If the Australian public were listening to various opposition members in this debate, I think they would go away very confused. The member for Moncrieff was stating that we do not need NBN—that health services over fast broadband are happening now. At the same time, the member for Ryan is saying that there is no doubt that the country will benefit from the rollout of fibre across the country to deliver fast broadband but that, overall, it is bad for the country because it will cost money. The shadow minister is outlining proposed amendments, yet to be tendered, which allegedly seek to provide for competition because the providers do not want to miss out on the opportunities that come from the demand for fast broadband. At the same time, other opposition members are criticising the NBN rollout as a white elephant because apparently no householders are going to take up the option of connecting fast broadband to their premises. So on one hand providers are missing out and, on the other, nobody is going to take up broadband.

Then of course we have the shadow minister continually using South Korea as an alternative example of a country that is rolling out fast broadband but only to the basement. There are many similarities between Australia and South Korea—they are celebrating this year, as is Australia, Australian-Korean diplomatic relationships over the past 50 years. But when we compare the size of the countries and when we compare the living styles—the majority of their population live in high-rise apartments; the majority in Australia live in stand-alone houses—it is clear that the statements being relied on are just incorrect. The arguments are flawed.

In fact, when the shadow minister was asking questions about South Korea of Mr Harris, the Secretary of the Department of Broadband, Communications and the Digital Economy, Mr Harris said:

On the Korean issue, we had the Korea-Australia-New Zealand Broadband Summit in Hobart a few weeks ago. I asked the Korean communications commissioner about these issues … I asked the CEO of the Korean Communications Com­mission. He is a senior representative in creating the plans by which the Koreans are doing these investments.

He went on to state:

Korea has a Fibre-To-The-Home Council and is clearly running, in their advice to us, fibre-to-the-home network planning. They are doing fibre to the home. They are just sequencing it as we have done, fibre to the basement, as you have said, we have done some fibre to the node and we are keeping on going and now doing fibre to the home. It has not stopped. Their program continues and their objective is fibre to the home.

By all means we should look at international examples and learn from their experiences, but it is important that we do not get distracted by flawed arguments, such as that from the shadow minister. Although the opposition clearly do not understand the importance of a national fast broadband network and the benefits it can and will bring to many aspects of our economy and people's lives, the Labor Party and this Labor government do understand.
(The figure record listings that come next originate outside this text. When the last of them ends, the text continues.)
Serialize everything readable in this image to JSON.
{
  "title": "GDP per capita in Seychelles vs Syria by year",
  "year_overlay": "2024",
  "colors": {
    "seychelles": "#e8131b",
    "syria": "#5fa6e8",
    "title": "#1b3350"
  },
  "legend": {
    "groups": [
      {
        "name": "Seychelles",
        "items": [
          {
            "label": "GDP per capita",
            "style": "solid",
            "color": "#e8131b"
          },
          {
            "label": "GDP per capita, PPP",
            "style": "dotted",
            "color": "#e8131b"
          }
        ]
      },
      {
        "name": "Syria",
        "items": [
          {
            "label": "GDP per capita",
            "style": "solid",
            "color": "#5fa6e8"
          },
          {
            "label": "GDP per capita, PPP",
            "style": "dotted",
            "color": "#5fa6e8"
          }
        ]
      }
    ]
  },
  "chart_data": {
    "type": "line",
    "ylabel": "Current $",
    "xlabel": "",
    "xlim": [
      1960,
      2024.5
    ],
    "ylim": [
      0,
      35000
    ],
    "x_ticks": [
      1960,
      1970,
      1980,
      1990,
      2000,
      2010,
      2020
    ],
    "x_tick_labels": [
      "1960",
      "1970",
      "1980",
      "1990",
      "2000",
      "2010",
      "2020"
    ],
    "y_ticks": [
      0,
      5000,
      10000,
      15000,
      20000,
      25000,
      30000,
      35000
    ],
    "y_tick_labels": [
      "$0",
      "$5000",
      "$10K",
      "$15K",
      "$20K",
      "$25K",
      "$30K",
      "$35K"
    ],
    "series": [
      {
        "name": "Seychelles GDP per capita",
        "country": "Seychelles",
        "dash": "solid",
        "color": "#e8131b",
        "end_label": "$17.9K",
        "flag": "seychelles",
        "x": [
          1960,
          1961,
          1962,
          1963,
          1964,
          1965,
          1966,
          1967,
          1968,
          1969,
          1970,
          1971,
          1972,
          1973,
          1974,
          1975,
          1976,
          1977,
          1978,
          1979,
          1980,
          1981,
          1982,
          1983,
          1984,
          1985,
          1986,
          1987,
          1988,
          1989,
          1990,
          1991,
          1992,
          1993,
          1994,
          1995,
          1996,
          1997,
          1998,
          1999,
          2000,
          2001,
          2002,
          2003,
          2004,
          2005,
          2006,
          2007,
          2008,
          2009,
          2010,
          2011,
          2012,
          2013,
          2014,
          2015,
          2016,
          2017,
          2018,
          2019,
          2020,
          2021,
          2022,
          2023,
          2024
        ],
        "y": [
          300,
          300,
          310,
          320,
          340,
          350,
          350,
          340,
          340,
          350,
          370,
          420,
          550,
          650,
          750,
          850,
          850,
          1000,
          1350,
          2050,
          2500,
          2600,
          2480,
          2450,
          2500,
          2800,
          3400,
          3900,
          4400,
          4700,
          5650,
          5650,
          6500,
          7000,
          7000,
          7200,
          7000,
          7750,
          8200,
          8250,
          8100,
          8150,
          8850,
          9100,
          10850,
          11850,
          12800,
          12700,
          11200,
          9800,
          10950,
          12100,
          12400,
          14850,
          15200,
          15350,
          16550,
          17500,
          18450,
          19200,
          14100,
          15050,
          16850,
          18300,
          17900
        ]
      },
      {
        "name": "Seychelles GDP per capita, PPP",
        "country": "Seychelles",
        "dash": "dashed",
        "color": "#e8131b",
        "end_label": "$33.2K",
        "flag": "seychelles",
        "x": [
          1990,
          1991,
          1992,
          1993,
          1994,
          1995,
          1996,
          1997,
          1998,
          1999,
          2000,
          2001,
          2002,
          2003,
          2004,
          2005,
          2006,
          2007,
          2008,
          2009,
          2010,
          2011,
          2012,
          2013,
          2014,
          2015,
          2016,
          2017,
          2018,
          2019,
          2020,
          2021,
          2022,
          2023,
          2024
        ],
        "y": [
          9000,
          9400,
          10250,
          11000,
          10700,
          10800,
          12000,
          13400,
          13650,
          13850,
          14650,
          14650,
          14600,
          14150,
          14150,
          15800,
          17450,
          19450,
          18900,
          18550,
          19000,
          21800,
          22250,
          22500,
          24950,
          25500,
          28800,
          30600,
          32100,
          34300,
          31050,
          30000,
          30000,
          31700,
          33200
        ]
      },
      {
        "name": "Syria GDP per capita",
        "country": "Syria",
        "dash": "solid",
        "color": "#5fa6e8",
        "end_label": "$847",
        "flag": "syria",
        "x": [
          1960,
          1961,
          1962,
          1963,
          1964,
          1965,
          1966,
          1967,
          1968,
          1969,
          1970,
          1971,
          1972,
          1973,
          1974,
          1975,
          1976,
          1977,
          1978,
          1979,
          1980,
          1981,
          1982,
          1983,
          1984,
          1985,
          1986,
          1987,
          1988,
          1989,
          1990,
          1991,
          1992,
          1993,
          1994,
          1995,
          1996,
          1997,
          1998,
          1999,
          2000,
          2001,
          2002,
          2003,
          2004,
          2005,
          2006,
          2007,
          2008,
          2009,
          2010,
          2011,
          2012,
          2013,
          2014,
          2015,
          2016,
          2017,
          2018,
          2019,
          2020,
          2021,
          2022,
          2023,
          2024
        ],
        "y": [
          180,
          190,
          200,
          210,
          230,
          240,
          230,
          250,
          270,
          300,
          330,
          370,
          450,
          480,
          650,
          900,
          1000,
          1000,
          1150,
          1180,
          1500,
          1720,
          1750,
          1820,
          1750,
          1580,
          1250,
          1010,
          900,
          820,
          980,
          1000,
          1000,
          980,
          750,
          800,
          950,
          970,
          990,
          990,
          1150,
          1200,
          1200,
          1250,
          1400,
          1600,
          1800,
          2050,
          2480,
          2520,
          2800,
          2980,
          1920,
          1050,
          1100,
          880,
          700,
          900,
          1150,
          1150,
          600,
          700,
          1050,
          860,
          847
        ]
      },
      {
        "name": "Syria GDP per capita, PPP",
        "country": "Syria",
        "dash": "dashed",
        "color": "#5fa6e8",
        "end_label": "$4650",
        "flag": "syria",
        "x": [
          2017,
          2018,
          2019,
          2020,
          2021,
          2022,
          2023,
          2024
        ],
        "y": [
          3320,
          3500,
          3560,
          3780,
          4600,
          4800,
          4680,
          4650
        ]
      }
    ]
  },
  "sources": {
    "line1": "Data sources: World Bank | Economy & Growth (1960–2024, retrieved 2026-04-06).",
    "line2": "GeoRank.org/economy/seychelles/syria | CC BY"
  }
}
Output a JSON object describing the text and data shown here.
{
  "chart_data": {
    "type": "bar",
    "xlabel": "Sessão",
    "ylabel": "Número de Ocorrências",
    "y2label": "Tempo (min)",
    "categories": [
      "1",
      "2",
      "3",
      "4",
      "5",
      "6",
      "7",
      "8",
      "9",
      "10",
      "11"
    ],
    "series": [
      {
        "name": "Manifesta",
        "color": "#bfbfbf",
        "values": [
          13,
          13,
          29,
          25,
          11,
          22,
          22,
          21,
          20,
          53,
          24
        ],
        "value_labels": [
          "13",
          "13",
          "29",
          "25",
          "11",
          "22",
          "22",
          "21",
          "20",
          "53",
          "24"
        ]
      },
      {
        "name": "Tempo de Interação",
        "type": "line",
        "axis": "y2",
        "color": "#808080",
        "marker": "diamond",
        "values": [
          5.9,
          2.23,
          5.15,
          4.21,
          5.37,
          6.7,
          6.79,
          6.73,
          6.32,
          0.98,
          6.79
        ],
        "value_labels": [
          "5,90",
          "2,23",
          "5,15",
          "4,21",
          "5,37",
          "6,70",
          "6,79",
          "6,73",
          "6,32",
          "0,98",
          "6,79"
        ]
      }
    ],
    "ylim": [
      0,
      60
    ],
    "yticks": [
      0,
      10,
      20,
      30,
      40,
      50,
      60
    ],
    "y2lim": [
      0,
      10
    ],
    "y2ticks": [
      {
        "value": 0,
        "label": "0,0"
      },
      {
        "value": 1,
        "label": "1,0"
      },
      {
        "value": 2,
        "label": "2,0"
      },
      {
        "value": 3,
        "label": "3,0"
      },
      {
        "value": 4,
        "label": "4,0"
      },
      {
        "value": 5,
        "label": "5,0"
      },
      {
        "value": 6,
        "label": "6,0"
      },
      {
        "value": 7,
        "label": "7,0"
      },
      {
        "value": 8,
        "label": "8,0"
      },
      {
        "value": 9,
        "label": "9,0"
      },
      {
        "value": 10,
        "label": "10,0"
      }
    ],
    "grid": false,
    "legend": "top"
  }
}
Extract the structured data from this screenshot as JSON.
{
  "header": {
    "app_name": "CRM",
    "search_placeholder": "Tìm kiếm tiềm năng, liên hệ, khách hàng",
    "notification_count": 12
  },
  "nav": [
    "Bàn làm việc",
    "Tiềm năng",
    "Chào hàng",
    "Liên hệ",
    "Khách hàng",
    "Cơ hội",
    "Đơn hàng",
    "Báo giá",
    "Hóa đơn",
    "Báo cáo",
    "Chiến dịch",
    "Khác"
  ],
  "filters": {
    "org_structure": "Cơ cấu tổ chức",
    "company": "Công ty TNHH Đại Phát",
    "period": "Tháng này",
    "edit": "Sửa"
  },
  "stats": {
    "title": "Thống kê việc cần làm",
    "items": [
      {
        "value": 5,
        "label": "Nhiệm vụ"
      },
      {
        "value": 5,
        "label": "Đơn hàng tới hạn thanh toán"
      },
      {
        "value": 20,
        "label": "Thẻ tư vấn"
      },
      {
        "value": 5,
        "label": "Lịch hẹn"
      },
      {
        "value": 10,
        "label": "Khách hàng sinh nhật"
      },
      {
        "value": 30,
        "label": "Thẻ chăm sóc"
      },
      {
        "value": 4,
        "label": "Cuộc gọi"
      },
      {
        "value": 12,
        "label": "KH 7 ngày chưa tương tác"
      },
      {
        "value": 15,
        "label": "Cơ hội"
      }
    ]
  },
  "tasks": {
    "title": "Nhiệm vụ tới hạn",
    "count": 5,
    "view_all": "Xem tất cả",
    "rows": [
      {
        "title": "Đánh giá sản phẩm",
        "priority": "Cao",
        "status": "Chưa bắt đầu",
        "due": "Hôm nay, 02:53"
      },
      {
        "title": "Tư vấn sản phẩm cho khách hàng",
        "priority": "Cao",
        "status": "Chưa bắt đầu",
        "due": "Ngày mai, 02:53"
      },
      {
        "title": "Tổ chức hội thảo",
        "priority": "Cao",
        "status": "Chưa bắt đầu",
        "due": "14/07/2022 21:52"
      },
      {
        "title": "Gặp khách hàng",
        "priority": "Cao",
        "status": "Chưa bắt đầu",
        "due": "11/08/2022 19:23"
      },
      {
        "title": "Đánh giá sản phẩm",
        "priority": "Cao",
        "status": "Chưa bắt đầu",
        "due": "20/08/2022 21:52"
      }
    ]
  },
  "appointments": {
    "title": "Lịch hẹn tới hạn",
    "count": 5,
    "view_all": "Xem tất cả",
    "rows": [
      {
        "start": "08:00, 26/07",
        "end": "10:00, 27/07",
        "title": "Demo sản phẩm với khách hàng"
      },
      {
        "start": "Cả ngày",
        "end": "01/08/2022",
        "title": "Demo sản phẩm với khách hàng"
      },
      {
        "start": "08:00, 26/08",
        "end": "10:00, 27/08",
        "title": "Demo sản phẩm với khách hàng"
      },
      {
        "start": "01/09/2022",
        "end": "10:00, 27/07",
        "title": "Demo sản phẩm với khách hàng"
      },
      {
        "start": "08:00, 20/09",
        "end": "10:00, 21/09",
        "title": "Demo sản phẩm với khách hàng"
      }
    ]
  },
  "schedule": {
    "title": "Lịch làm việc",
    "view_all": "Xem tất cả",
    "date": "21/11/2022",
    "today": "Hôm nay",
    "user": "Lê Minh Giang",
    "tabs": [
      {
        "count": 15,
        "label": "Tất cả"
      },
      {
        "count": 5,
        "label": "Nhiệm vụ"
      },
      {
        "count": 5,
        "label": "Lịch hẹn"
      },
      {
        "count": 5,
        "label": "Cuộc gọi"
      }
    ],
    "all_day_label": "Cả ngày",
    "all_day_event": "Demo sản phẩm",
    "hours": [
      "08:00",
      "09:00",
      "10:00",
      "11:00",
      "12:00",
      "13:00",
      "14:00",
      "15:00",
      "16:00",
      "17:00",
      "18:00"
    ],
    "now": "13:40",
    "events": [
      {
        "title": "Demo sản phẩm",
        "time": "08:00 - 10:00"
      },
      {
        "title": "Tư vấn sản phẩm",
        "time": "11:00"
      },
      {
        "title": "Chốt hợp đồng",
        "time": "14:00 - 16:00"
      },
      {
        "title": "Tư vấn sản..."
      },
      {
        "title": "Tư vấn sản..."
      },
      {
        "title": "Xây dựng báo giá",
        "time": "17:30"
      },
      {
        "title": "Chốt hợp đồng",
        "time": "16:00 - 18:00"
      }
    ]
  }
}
That is why this Gillard Labor government is committed to passing this bill, committed to ensuring that fibre-ready infrastructure in our new developments and committed to seeing the rollout of the National Broadband Network. People in my electorate of Petrie understand the importance of such infrastructure. We have many black spots, even though we are metropolitan and outer metropolitan, where people cannot get broadband at all. People in my electorate understand the importance of the National Broadband Network. The Australian people understand the importance of such infrastructure. That is why this government is delivering on its promise to the Australian people and it is for this reason that I commend the bill to the House.